I'll spare you the details of the small talk, though sometimes small talk is all we have. We were there for the rest of the night after the worsening weather made clearing the debris, the driver announced, increasingly dangerous. The lady in the wheelchair had run of almonds. She was probably wishing she hadn't been as generous as she was with her gratitude (But at some point in all our lives, who isn't)
Anna and me talked through the night as her Swedish friend pretended to be consumed by a deep dreamless sleep. We talked of the war, volcanoes, sakura, sake, home and for some reason soaplands and Mishima(who I'd just discovered)  .
I most admired her for her fortitude in the face of the certain to be missed prebooked train connection. ( One doesn't just miss a train, in Japan, it can mean having to skip one's next vacation altogether). Admiration is an admirable and a very convenient projection of many unarticulated emotions.
At twenty two(I'd like to think I was younger , but sadly not) ,many a confused Indian adult of my era didn't understand, or didn't want to , or was too squeamish to consider consequences that intimate conversations in a warm last carriage of the last train could spawn.
Articulating desire tastefully, burdened by nonsensical, though hopelessly binding self imposed moral codes , is still a challenge. Then, one just didn't try.
So there we were at three in the dead of the night, meandering around long conversations without dead ends, me not being certain where it would take me(or us?).
Eventually at four , the train started to move and this made me anxious. I could sense the same in her, but I can be easily accused of seeing things that aren't if you knew me well enough.
Nothing breaks a spell like daylight. Dawn heightens the spell, only for the daylight to bring it crashing down with the attendant clarity and reminder of things to do like breakfasts to be had, clothes to be laundered, trains to be caught.
We reached Asakusa around five in the morning.  She had to go on to Ueno where she'd left her bags in a cloak room and then head to Kyoto.
On the platform, we exchanged email addresses and phone numbers and made promises to meet the next weekend at Asakusa for the annual fireworks which she said she was looking forward to.
We never met again. Promises made on railway platforms are rarely kept, very unlike what happened in a certain Linklater movie.
A couple of years later, out of the bleeding blue, she wrote to me asking how I was and asked me to visit Turin for the winter Olympics. This was the first I'd heard from her since we last saw each other. At twenty four, I knew a dead end when I saw one. I never replied.

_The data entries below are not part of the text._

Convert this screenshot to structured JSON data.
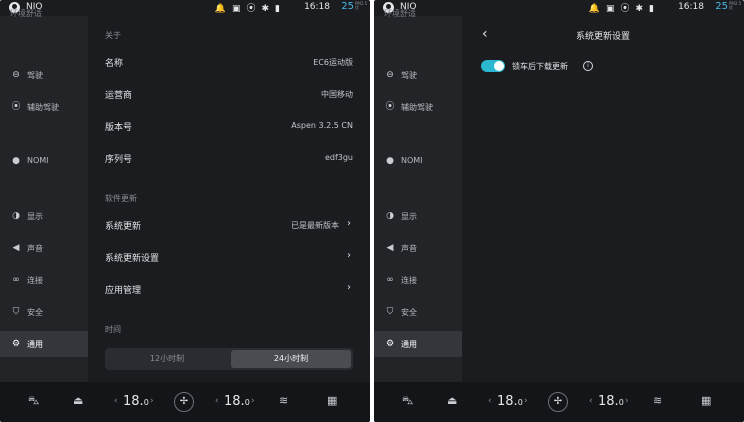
{
  "status": {
    "brand": "NIO",
    "icons": [
      "bell-icon",
      "camera-icon",
      "signal-wave-icon",
      "bluetooth-icon",
      "cellular-icon"
    ],
    "time": "16:18",
    "temperature": "25",
    "temp_unit": "PM2.5 优"
  },
  "sidebar": {
    "cut_item": "环境舒适",
    "items": [
      {
        "label": "驾驶",
        "icon": "steering-icon"
      },
      {
        "label": "辅助驾驶",
        "icon": "assist-icon"
      },
      {
        "label": "NOMI",
        "icon": "nomi-icon"
      },
      {
        "label": "显示",
        "icon": "display-icon"
      },
      {
        "label": "声音",
        "icon": "sound-icon"
      },
      {
        "label": "连接",
        "icon": "link-icon"
      },
      {
        "label": "安全",
        "icon": "shield-icon"
      },
      {
        "label": "通用",
        "icon": "gear-icon"
      }
    ],
    "active_label": "通用"
  },
  "about": {
    "header": "关于",
    "rows": [
      {
        "key": "名称",
        "value": "EC6运动版"
      },
      {
        "key": "运营商",
        "value": "中国移动"
      },
      {
        "key": "版本号",
        "value": "Aspen 3.2.5 CN"
      },
      {
        "key": "序列号",
        "value": "edf3gu"
      }
    ]
  },
  "software": {
    "header": "软件更新",
    "rows": [
      {
        "key": "系统更新",
        "value": "已是最新版本"
      },
      {
        "key": "系统更新设置",
        "value": ""
      },
      {
        "key": "应用管理",
        "value": ""
      }
    ]
  },
  "time": {
    "header": "时间",
    "options": [
      "12小时制",
      "24小时制"
    ],
    "selected": "24小时制"
  },
  "update_settings": {
    "title": "系统更新设置",
    "toggle_label": "锁车后下载更新",
    "toggle_on": true
  },
  "climate": {
    "left_temp_int": "18.",
    "left_temp_dec": "0",
    "right_temp_int": "18.",
    "right_temp_dec": "0",
    "icons": [
      "car-seat-icon",
      "car-airflow-icon",
      "fan-icon",
      "front-defrost-icon",
      "rear-defrost-icon"
    ]
  }
}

That morning after Anna and her big boned friend left for Ueno by taxi, I decided to take a long walk through the familiar bylanes of Asakusa, now devoid of the usual throngs. I went to the shrine passing under the gate of thunder, Kaminarimon, and made a wish at the offering box and then went looking for a Denny's because pancakes drowning in maple syrup are the answers to most of the world's problems(not that I had any problems I intended to solve with their aid this early in the morning)
And, oh, my wish was answered a few years later, so maybe there's something there.